Technology moves so quickly we can barely keep up, and our legal system moves so slowly it can’t keep up with itself. By design, the law is built up over time by court decisions, statutes and regulations. Sometimes even criminal laws are left vague, to be defined case by case. Technology exacerbates the problem of laws so open and vague that they are hard to abide by, to the point that we have all become potential criminals.

Boston civil-liberties lawyer Harvey Silverglate calls his new book “Three Felonies a Day,” referring to the number of crimes he estimates the average American now unwittingly commits because of vague laws. New technology adds its own complexity, making innocent activity potentially criminal.

Mr. Silverglate describes several cases in which prosecutors didn’t understand or didn’t want to understand technology. This problem is compounded by a trend that has accelerated since the 1980s for prosecutors to abandon the principle that there can’t be a crime without criminal intent.

Worth reading and noting in light of the myriad of new regulations that have been implemented in the last few years, many of which carry the force of law, even though they aren’t laws.

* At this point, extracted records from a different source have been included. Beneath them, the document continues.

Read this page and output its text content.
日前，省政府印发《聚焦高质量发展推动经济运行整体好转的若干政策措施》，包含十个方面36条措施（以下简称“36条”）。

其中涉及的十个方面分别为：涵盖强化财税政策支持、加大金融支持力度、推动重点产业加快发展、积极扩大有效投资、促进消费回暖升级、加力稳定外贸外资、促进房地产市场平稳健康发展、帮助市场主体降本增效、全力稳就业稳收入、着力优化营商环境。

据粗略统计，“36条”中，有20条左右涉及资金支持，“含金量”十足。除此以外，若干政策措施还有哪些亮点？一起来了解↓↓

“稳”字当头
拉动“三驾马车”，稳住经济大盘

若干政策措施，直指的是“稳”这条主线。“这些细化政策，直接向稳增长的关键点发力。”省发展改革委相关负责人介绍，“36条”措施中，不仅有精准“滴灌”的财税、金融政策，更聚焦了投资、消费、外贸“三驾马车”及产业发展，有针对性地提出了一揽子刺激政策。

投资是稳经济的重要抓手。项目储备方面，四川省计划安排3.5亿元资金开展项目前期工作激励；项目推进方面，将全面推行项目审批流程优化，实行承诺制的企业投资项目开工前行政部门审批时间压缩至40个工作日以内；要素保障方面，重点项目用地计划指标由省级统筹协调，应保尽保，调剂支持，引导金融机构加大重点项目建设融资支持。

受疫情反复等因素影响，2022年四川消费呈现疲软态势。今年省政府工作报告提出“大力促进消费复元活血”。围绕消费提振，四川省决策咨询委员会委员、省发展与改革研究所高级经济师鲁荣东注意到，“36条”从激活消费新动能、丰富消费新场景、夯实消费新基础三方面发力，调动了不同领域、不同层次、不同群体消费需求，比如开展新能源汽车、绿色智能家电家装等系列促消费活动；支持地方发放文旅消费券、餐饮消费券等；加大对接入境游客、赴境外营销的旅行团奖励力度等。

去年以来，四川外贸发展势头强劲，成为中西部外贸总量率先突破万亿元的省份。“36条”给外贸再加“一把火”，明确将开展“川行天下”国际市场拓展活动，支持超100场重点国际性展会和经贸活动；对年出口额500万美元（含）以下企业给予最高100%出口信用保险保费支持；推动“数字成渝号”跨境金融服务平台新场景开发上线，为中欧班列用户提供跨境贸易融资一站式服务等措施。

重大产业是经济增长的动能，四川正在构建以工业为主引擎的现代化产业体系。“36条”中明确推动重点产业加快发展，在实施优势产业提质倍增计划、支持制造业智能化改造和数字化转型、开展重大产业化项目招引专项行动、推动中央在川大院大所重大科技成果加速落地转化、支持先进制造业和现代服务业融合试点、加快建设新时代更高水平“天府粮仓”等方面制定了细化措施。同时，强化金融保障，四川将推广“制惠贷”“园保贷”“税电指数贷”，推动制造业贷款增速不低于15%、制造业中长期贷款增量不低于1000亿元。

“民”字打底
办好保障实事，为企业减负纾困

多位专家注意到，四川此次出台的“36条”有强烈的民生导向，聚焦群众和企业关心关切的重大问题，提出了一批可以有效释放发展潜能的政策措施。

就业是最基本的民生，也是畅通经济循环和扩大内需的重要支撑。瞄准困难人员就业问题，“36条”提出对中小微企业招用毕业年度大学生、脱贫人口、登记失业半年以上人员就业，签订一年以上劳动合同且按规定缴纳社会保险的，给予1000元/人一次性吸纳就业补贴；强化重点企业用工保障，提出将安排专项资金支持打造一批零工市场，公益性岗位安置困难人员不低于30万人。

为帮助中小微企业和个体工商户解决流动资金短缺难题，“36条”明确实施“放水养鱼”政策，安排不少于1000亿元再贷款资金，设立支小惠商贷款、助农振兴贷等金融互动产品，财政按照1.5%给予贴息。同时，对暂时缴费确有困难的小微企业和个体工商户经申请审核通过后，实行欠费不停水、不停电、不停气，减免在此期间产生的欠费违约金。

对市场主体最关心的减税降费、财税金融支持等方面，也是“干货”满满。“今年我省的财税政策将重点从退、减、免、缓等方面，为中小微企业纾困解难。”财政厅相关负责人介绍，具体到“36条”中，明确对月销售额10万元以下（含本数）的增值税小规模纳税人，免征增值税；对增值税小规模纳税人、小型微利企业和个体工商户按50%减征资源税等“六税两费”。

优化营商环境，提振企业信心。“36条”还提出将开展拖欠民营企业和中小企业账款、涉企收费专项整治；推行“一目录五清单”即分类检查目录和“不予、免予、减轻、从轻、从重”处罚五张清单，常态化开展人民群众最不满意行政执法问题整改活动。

Also worth noting is how the US tax code, as of 2011, was 72,536 pages long.  At any time, a regulation, tax, rule, policy, or even an unknown statute may mean you’re violating the law.

There’s no way to rule innocent men. The only power any government has is the power to crack down on criminals. Well, when there aren’t enough criminals one makes them. One declares so many things to be a crime that it becomes impossible for men to live without breaking laws.

– Ayn Rand, Atlas Shrugged

  1. Part of the reason computing power has increased so rapidly relative to other technologies is that electronics is about the least government-regulated industry. Ayn Rand called such vague laws “non-objective laws” and considered them extremely damaging to human progress and well-being.